I think grey is often underrated for children’s bedrooms. Of course, using grey as a dominant color, especially in a darker shade, is a bit depressing and may leave your child feeling lonely. But when used in moderation, grey can also be a striking accent color, which can help balance out a light yellow room. Or it can break up an overwhelming color scheme like turquoise or magenta.
If you want to use grey as the dominant color, use a light shade that is warm and cozy (see next). Same as s classic sand color, light grey is neutral enough to function for several years until your child begins to explore his or her own personal style.
Which colors are suitable for shared rooms?

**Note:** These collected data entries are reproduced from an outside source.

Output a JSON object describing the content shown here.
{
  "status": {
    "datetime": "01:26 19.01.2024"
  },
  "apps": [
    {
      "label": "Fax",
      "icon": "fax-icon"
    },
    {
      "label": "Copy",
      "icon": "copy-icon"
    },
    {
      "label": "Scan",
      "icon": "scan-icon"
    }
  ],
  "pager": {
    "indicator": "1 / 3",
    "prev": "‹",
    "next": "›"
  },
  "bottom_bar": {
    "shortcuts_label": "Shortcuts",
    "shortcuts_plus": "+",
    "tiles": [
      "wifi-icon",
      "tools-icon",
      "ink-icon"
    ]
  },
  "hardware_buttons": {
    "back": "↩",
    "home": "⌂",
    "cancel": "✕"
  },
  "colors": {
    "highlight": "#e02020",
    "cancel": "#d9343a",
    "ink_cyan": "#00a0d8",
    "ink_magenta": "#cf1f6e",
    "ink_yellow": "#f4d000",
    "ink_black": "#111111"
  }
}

If you have a daughter and son sharing a bedroom, the easiest way to make the room attractive for both children is to use neutral color shades for walls, flooring, and furniture. Then add color pops with bedding and accessories.

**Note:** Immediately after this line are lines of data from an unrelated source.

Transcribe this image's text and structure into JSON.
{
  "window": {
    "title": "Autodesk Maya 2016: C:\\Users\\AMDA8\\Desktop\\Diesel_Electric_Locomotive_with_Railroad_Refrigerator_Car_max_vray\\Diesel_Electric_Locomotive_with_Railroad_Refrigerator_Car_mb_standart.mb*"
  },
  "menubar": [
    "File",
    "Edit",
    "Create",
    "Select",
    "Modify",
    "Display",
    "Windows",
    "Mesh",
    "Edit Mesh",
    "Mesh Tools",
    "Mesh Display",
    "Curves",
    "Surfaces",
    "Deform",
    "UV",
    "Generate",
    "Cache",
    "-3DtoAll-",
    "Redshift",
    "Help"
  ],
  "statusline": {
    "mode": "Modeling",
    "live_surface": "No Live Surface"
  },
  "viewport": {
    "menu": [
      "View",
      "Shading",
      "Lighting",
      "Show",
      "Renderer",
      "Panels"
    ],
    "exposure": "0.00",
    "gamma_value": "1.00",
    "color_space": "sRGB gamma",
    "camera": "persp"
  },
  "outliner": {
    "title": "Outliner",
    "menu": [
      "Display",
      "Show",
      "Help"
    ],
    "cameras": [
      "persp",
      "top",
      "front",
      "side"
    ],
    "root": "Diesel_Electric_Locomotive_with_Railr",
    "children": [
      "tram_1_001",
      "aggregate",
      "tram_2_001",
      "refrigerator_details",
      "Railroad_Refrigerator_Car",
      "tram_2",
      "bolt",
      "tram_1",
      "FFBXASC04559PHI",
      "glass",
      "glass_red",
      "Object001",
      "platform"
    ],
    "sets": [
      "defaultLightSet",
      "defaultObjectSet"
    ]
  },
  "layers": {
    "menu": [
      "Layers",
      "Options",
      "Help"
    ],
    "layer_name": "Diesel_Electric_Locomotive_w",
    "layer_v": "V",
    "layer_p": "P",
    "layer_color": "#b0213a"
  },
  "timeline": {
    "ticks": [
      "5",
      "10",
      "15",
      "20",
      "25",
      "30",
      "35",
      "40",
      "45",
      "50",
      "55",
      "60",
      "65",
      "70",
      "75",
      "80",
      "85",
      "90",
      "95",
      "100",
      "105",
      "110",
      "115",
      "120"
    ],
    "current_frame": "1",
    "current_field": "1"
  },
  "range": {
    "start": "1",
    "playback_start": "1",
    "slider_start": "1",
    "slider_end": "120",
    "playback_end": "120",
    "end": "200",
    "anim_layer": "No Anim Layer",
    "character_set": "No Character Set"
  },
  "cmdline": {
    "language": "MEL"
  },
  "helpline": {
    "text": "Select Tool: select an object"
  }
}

Bright colors are a must in the children’s room. However, if you want to avoid the stereotypical girls’ or boys’ shades, have a neutral background in e.g., creamy white, to keep the overall atmosphere under control. Then mix it with stains of citrus green, bright yellow, bright orange.
Remember, just because a room doesn’t cry out, “I’m a girl!” or “I’m a boy!” doesn’t mean it can’t be colorful, cute, and individualized. Make it a project and decorate the room together with your children. Let each child choose his or her own bedding and a few accessories. If both share a favorite theme like, for example, wild animals, tropical forests, or ocean life, include that plus the corresponding colors.
What else is important?
Always choose non-toxic paint. Environmentally friendly colors are the right choice for your child’s room. They don’t contain any of the volatile organic compounds (VOCs) that standard paints have. They are manufactured from all-natural materials such as clay, lime, and milk, and are practically odorless. Especially if your child is prone to headaches or allergic reactions, non-toxic paint is a must.